THE LONG ACCOMPLISHMENT

A Memoir of Struggle and Hope in Matrimony

by Rick Moody

Pub Date: Aug. 26th, 2019
ISBN: 978-1-62779-844-0
Publisher: Henry Holt

The acclaimed writer reflects on the hardships he and his second wife endured during their first year of marriage.

Readers familiar with Moody’s (Hotels of North America, 2015, etc.) fiction, especially The Ice Storm, will be drawn to this memoir about the complicated arenas of love and marriage. The opening lines are attention grabbing: “In order to have a second marriage you can believe in you may have to fail at your first marriage.

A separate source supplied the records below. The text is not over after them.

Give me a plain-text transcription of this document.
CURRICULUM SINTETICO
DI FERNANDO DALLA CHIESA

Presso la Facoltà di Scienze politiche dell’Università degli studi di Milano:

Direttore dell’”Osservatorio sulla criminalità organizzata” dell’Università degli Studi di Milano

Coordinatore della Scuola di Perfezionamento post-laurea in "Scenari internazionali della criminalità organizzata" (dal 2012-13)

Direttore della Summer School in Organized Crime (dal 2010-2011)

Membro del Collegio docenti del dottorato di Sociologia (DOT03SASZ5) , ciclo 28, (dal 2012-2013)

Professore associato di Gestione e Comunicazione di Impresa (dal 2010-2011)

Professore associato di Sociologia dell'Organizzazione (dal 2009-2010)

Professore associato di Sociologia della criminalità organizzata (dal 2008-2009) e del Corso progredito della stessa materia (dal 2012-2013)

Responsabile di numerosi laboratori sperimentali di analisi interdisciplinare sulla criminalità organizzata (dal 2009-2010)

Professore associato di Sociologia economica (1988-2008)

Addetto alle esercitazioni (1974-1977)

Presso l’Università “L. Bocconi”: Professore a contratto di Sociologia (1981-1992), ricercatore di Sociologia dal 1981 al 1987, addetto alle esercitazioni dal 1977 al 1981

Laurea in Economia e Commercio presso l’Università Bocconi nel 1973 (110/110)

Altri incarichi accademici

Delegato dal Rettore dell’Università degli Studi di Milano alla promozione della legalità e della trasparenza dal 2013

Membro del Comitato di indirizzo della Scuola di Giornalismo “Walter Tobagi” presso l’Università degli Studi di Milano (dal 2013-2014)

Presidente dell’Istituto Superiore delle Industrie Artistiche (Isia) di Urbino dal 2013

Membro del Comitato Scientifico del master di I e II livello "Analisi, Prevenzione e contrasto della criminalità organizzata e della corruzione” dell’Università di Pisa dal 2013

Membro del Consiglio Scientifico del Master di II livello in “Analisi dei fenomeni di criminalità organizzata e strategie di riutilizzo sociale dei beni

I failed spectacularly at mine.” He goes on to vividly recount the events that triggered his “spectacular failure,” specifically his extramarital relationships, which led to divorce. By the time he met visual artist Laurel Nakadate, the author was approaching his 50s. Having shared some of his past emotional baggage, he assures readers that he is ready to pursue a fully committed relationship, and his month-by-month narrative initially seems to prove his conviction. Moody has a seasoned eye for capturing intriguing details and nuance in a variety of settings, and he brilliantly highlights the competitively hip Park Slope, Brooklyn, arts scene. Yet his story is rambling and often digressive, and as a document of his marriage, it feels surprisingly self-absorbed. Moody writes affectionately of his new wife and continually praises her talent, but he fails to bring Laurel into focus as a fully fleshed-out individual. Her suffering is tangible, primarily in her efforts to make it through a full-term pregnancy, but her presence is peripheral to the deeper internal struggle the author experiences. Dying parents and friends, infertility issues, and a household robbery are among the events they faced in their first year together. “Total up some of the hardships, reader, and ask yourself how we could possibly continue,” writes Moody. All of these are difficult challenges but ones that are not uncommon (other than the robbery) for someone in their 50s. The author ends on a positive note as the couple seems to have achieved a longed-for contentment.

An intermittently insightful but narrowly focused examination of a marriage that will mostly interest devoted Moody fans.